This week marks the six-month anniversary of Arizona's Yarnell Hill Fire, the deadliest day for firefighters since the September 11 terrorist attacks. Nineteen members of the Granite Mountain Hotshots died during the incident.
Commemorating the June 30 event is The Weather Channel, which has developed the documentary and long-form article, "America Burning: The Yarnell Hill Tragedy and the Nation's Wildfire Crisis." The video recaps radio communication from the team the day of the fire and includes fresh interviews with fire historians, meteorologists, fire investigators, and widows of the men who lost their lives.
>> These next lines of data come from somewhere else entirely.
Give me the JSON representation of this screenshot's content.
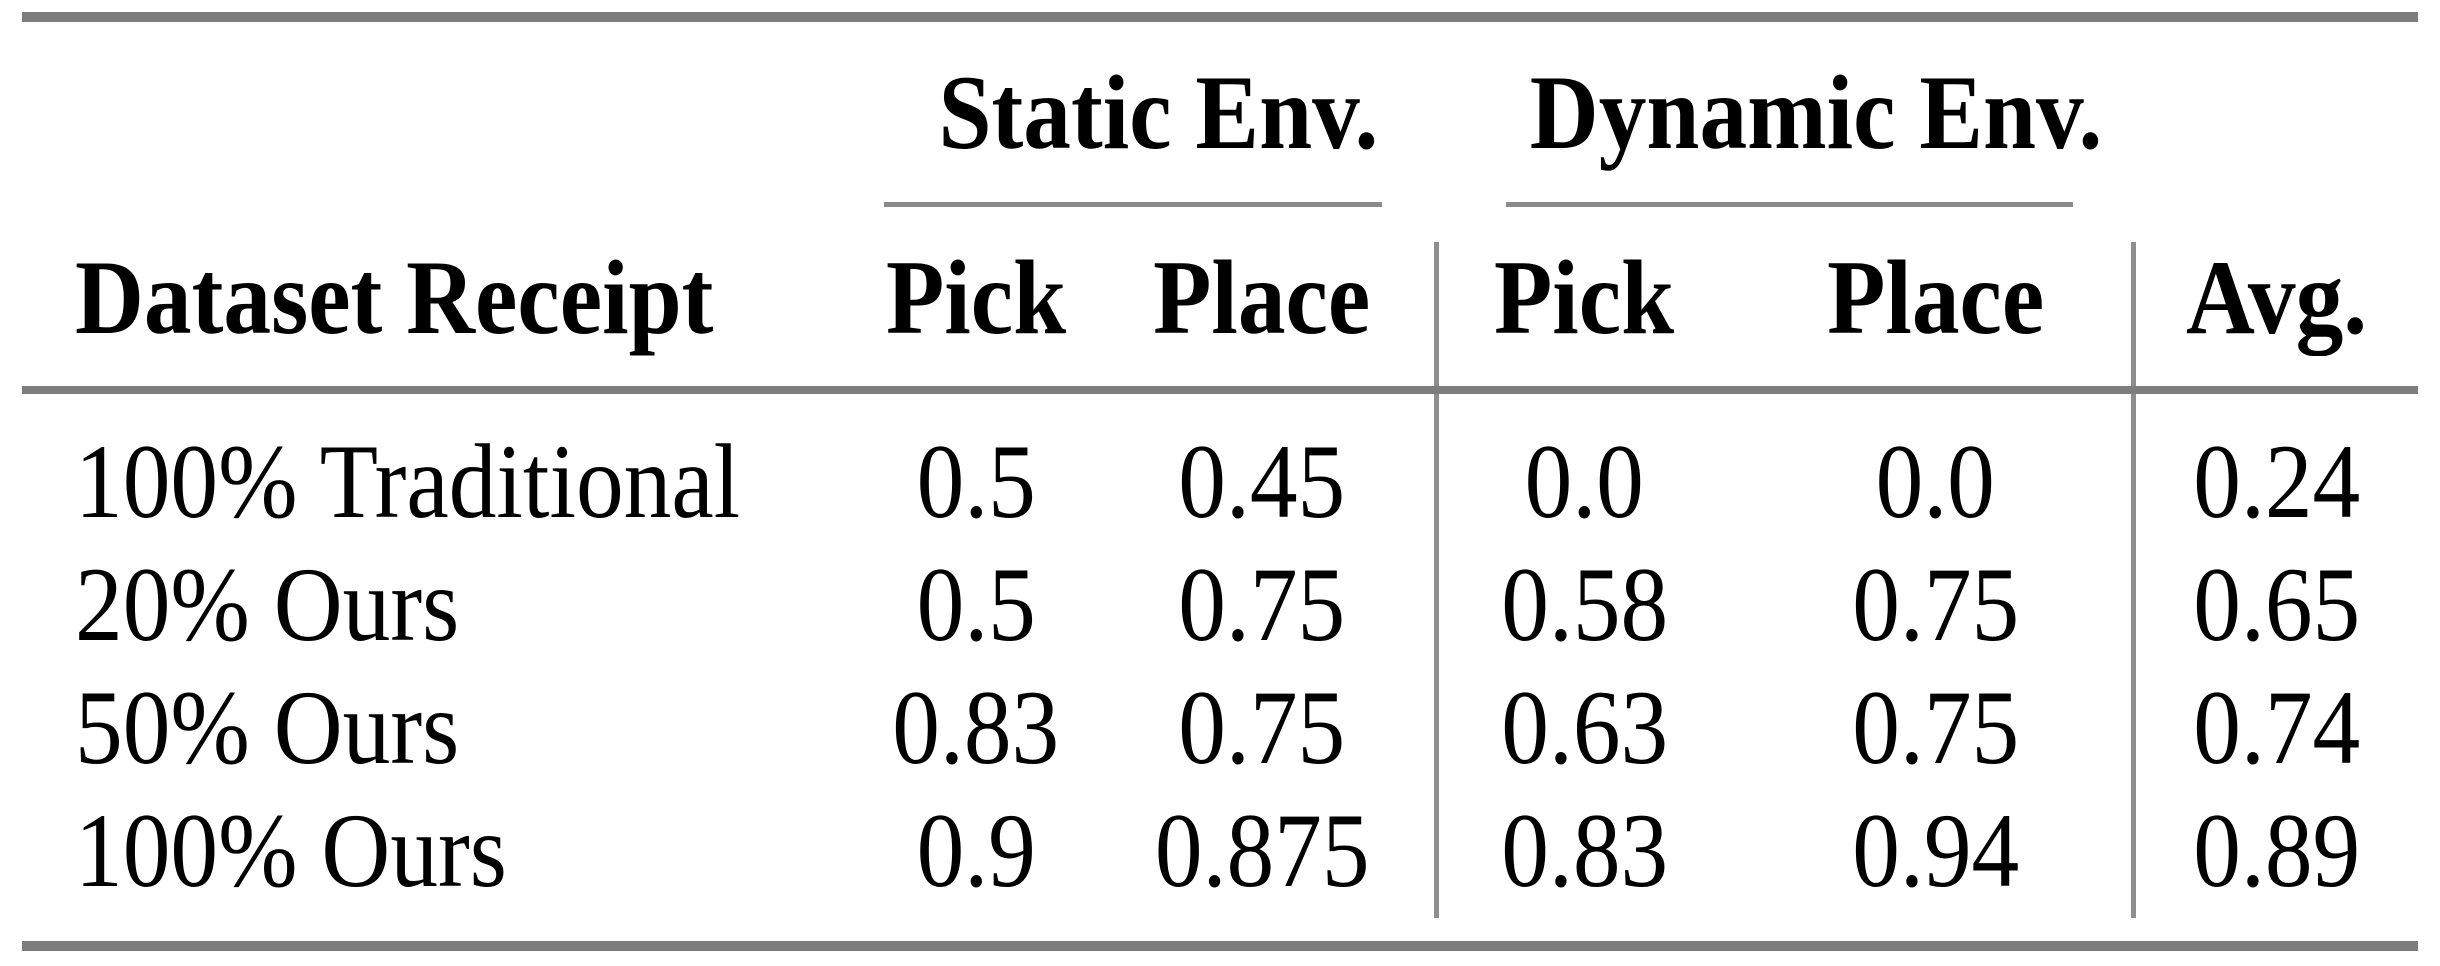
{
  "table": {
    "groups": {
      "static": "Static Env.",
      "dynamic": "Dynamic Env."
    },
    "headers": {
      "dataset": "Dataset Receipt",
      "static_pick": "Pick",
      "static_place": "Place",
      "dynamic_pick": "Pick",
      "dynamic_place": "Place",
      "avg": "Avg."
    },
    "rows": [
      {
        "label": "100% Traditional",
        "static_pick": "0.5",
        "static_place": "0.45",
        "dynamic_pick": "0.0",
        "dynamic_place": "0.0",
        "avg": "0.24"
      },
      {
        "label": "20% Ours",
        "static_pick": "0.5",
        "static_place": "0.75",
        "dynamic_pick": "0.58",
        "dynamic_place": "0.75",
        "avg": "0.65"
      },
      {
        "label": "50% Ours",
        "static_pick": "0.83",
        "static_place": "0.75",
        "dynamic_pick": "0.63",
        "dynamic_place": "0.75",
        "avg": "0.74"
      },
      {
        "label": "100% Ours",
        "static_pick": "0.9",
        "static_place": "0.875",
        "dynamic_pick": "0.83",
        "dynamic_place": "0.94",
        "avg": "0.89"
      }
    ],
    "colors": {
      "rule_heavy": "#7d7d7d",
      "rule_light": "#8a8a8a",
      "text": "#000000",
      "background": "#ffffff"
    }
  }
}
Also providing his take on U.S. wildfires in recent years is Stephen Pyne, who is regarded as one of the world's leading experts in the environmental history of fire. (Read the NFPA Journal interview with Pyne.)
"The way you control fire is by controlling what is out there," Pyne says in the documentary. "So, we're going to have a lot more fires in the landscape unless you take control of the landscape itself." The long-form article mentions NFPA's Firewise Communities Program, which encourages homeowners living in the wildland/urban interface (WUI) to mitigate their wildfire risks.
The article also raises larger questions on the state of wildfires in the U.S., the role of climate change, and the current challenges of living in the WUI. "We can't rest on our laurels anymore," says meteorologist Mike Bettes in the video. "We're getting to a point where these events have become so extreme. [The Yarnell Hill Fire] is a call to action."